Understand what your current data footprint is and what it will be in the cloud world – and the cost, says Kiely.
“If you’re looking to move major business systems to cloud like manufacturing software and ERP systems, really map out your business processes as part of your implementation plan,’’ he says, “and look at what you’re doing today in the different business units and map out how that can be mimicked or not in the new world order. Cloud is a double-edged sword. It unlocks amazing possibilities,” including the ability to tap into an ecosystem of partners for best-in-class systems. “That’s the beauty of this thing, but in our experience, part of the challenge is things aren’t necessarily as customizable on the fly as they might be with an on-premises system.”
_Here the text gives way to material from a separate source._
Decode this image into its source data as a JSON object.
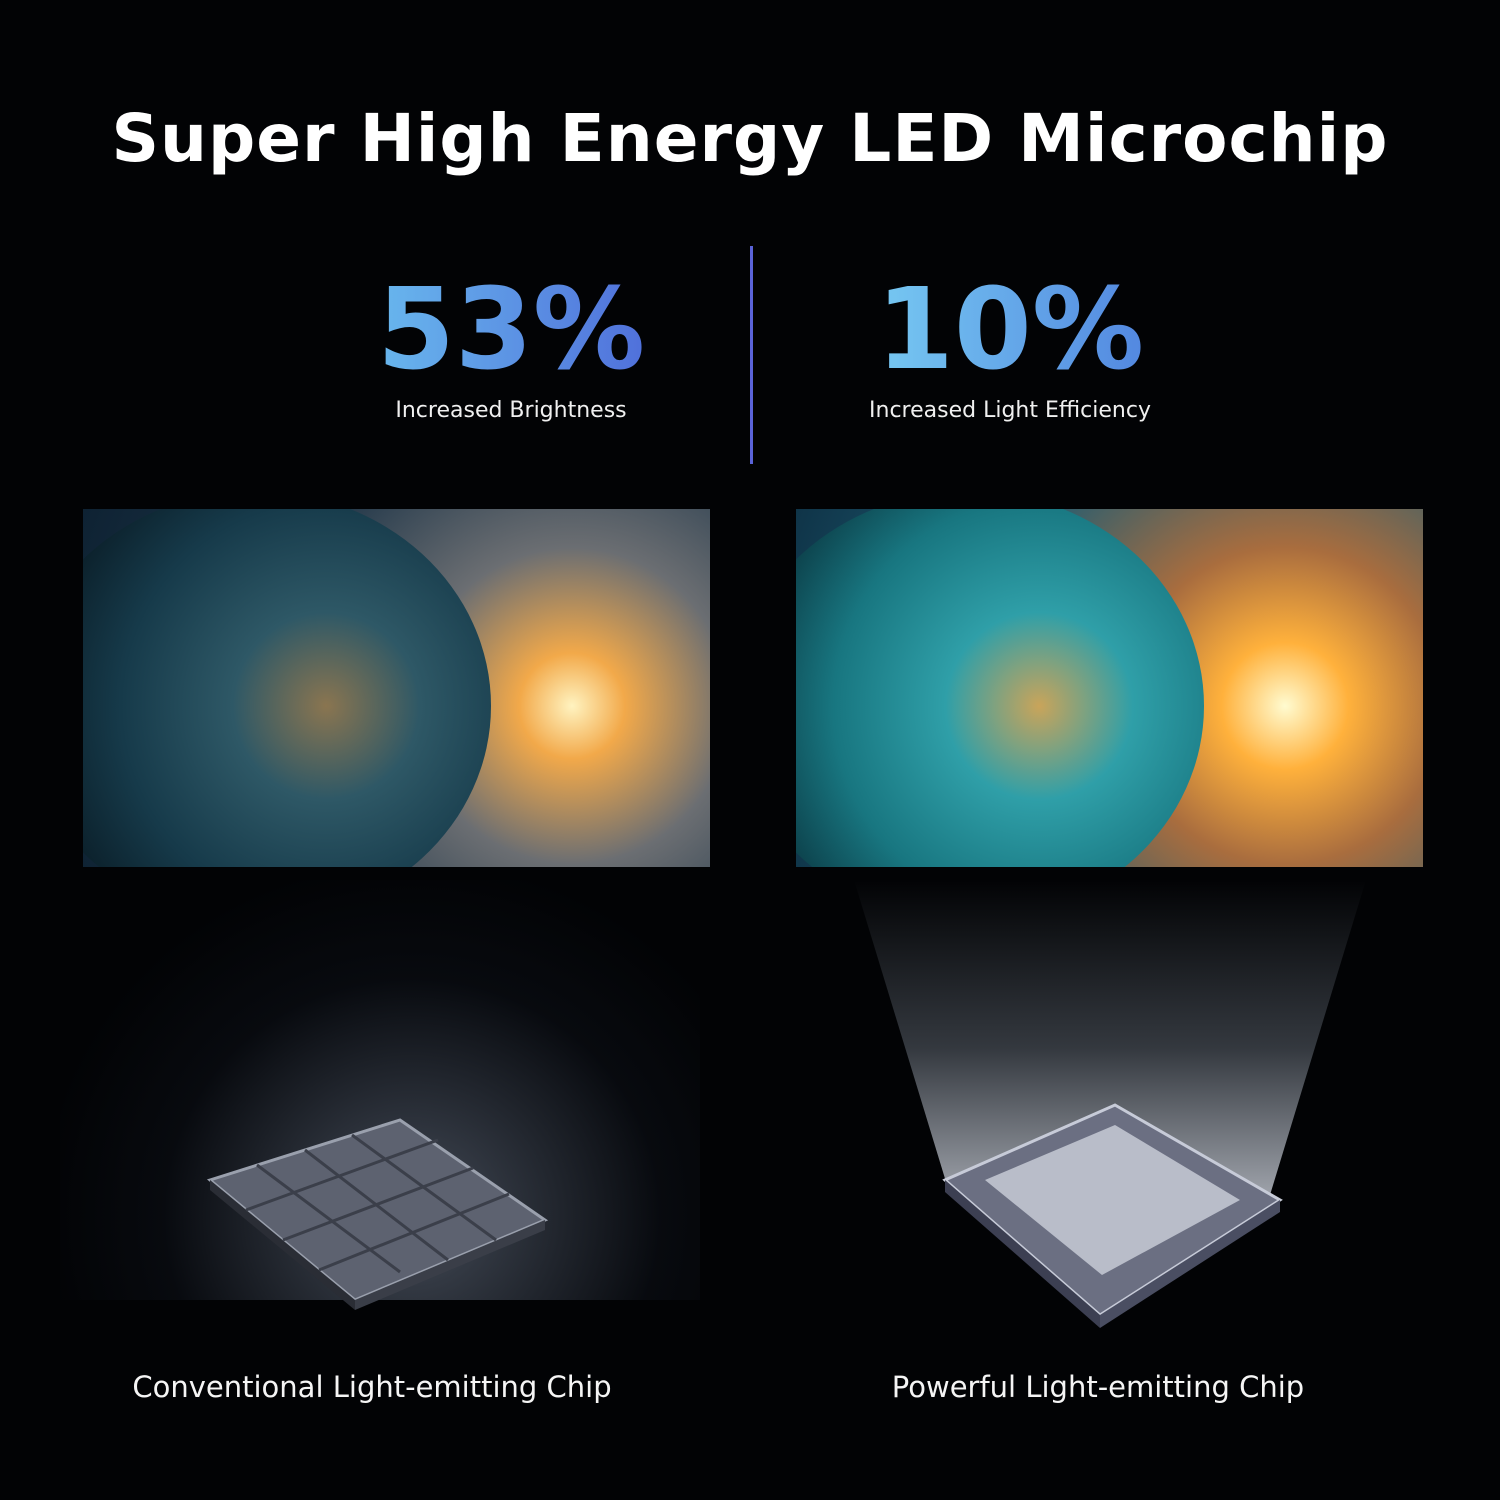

Utilizing cloud technology is an opportunity to “spring clean what you’ve got, and why, even if it means having difficult conversations with the business,’’ says Zarmi. It also requires creating new ways of working with risk and security teams, rethinking disaster recovery, cybersecurity and resilience, she says. “But never overlook the basics: giving people a fast moving, more responsive environment relies on strong change management processes.”
Salari says they have taken to heart the philosophy of Dewey Bushaw, Pacific Life’s executive vice president, about the need to be agile. “His big thing is, ‘It’s not the biggest ship that wins, it’s the ship that turns the fastest.’ Cloud was clearly the way we had to go to meet that business challenge,’’ he says. “You don’t get to be a 145-year-old company unless you’re willing to change.”